24 septembre 2016


Par Franc Muller – Avocat droit du travail, Paris

 

Dans quel cas des salariés qui effectuent un travail identique peuvent-ils être rémunérés différemment ?

La question peut paraitre surprenante au premier abord, tant il semble légitime qu’indépendamment de l’ancienneté acquise, les salariés bénéficient d’une rémunération égale.

La réponse butte en outre sur un principe fondamental en droit du travail, « à travail égal, salaire égal », en vertu duquel « l’employeur est tenu d’assurer l’égalité de rémunération entre tous les salariés de l’un ou l’autre sexe, pour autant que les salariés en cause sont placés dans une situation identique » (Cass. Soc. 29 oct. 1996 n° 92-43680).
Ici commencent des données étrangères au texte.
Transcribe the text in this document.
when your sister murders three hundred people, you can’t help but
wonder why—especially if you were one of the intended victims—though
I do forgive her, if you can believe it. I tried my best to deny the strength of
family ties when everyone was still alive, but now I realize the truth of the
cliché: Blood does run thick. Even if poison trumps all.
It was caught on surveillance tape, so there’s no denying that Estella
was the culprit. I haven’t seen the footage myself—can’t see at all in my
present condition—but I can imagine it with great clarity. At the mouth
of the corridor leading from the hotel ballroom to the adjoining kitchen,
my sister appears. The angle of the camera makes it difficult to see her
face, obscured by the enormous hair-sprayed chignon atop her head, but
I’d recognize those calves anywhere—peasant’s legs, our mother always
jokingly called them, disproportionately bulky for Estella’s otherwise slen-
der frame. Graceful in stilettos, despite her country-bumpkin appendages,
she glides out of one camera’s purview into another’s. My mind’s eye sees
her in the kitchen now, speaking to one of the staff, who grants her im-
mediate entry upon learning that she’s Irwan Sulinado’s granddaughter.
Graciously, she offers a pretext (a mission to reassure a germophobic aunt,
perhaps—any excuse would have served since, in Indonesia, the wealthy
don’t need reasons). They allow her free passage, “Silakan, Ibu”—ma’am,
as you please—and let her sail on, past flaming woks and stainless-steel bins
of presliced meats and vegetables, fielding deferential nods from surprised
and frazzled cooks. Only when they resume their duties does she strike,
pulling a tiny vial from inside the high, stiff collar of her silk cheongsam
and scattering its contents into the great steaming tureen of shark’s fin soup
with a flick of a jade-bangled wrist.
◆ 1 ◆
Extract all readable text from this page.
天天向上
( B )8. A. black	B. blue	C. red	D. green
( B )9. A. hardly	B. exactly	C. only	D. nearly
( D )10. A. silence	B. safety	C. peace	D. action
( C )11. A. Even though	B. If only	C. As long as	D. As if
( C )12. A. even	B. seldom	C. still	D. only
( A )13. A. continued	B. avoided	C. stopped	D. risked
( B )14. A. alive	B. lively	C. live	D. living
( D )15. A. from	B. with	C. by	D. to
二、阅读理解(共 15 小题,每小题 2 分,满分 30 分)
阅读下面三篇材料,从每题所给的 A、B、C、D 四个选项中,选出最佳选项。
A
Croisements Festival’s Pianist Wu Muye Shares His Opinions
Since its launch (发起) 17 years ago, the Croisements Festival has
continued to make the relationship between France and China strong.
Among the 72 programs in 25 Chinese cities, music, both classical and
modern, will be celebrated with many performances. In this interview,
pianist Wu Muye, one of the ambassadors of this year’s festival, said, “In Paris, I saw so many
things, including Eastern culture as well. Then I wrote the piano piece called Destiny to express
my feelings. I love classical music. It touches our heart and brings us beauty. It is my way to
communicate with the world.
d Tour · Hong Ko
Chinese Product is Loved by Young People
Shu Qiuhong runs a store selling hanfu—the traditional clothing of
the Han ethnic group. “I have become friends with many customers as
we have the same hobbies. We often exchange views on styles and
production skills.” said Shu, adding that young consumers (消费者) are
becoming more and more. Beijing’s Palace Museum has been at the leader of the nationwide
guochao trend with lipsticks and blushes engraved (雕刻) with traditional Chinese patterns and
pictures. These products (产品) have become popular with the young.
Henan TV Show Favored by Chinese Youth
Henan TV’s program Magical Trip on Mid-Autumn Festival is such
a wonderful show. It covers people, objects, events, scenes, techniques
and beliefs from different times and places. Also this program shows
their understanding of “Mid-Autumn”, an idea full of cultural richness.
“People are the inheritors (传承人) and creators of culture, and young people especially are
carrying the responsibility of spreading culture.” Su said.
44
La Cour de cassation a néanmoins admis un tempérament à cette règle, lorsque l’employeur démontre qu’il existe des raisons objectives à la différence de rémunération entre des salariés effectuant un même travail ou un travail de valeur égale, dont il revient au juge de contrôler la réalité et la pertinence (Cass. Soc.4 éfv. 2009 n° 07-41406).

Cette différence doit donc reposer sur des raisons objectives dont le Juge contrôle la réalité et la pertinence.

Rares sont toutefois les exemples de jurisprudence permettant de légitimer une différence de rémunération entre salariés d’une entreprise, exerçant les mêmes fonctions.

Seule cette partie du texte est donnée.